As someone who has built a successful career on her ability to ask questions, Diane Rehm is the first to admit that she doesn’t have all the answers. Her two books, Finding My Voice
(1999) and Toward Commitment
(2004), are refreshingly honest in their examination of her life and her marriage. Each book can be enjoyed separately, but taken together they create an in-depth look at a popular radio personality who has survived a difficult childhood, a failed early marriage, bouts of low self-esteem, and an ongoing battle with an incurable physical condition. At age 72, she now seems at peace with herself, and like colleagues Barbara Walters and Andy Rooney, “I’m not prepared to call it quits just because of the calendar.”
Whereas Finding My Voice is a typical—although insightful—autobiography, Toward Commitment is as much about marriage in general as it is about the Rehms’ 50-year union. John Rehm, a retired attorney, shares equal billing and is as eloquent as his wife. The book is formatted as essays followed by dialogues, with each author weighing in on more than 20 issues that spouses face. Never preaching, they talk about everything from money to religion and from to anger to making love. Again, honesty prevails. In the chapter called “The Third Person,” each partner admits to experiencing an attraction to someone outside their marriage. “I think at one point we were both serious about going our separate ways,” writes Diane.

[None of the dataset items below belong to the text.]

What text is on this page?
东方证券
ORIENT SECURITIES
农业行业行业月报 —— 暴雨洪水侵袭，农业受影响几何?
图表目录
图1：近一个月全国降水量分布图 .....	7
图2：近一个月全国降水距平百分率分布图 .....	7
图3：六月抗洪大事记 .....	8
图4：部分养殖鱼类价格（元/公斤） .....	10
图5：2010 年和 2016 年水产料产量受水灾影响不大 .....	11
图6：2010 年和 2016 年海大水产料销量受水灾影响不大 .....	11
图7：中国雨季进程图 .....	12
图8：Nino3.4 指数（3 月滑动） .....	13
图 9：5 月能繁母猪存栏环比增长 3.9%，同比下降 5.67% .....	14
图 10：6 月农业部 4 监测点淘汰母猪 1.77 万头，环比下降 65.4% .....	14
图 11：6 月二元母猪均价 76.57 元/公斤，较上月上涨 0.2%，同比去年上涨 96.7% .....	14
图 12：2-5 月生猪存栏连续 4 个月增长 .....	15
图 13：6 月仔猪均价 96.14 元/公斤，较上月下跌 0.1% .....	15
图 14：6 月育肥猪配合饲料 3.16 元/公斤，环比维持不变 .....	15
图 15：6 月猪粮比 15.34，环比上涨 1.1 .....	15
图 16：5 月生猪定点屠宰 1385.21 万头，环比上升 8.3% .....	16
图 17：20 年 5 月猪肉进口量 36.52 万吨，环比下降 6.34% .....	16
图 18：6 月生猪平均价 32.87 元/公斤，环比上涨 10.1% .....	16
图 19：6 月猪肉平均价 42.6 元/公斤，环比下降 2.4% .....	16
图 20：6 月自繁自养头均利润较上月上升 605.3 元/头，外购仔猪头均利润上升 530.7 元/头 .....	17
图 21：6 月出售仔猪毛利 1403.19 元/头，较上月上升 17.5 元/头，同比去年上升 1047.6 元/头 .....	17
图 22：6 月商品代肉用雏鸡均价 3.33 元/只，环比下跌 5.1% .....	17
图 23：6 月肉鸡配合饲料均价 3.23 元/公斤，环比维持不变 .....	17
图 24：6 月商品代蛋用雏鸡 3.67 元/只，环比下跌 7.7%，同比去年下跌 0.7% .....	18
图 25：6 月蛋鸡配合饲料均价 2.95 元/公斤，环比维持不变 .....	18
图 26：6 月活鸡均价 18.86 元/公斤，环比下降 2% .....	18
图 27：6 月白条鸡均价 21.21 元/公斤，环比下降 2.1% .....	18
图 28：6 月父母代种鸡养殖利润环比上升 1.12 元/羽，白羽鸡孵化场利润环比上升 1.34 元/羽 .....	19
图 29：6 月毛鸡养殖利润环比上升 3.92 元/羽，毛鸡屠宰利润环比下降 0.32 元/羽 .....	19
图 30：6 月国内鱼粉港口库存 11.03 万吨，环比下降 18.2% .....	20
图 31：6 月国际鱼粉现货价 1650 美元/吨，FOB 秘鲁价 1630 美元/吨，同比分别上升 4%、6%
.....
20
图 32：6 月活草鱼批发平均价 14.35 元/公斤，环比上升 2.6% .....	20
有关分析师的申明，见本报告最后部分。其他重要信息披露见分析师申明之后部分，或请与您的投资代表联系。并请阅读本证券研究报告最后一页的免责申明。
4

Fortunately, they didn’t. Unfortunately they never discussed the hurt that the outside relationships caused them. Only when they collaborated on Toward Commitment did they air their feelings and put them to rest. “Now that you and I are in a good place,” writes John. “it isn’t that painful to look back.”
To nudge readers to take a look at their own marriages, the Rehms include several questions that spouses might ask each other. They conclude: “If this book succeeds in provoking individuals to think harder and more seriously about the committed relationship, both its benefits and its drawbacks, it will have been worthwhile.”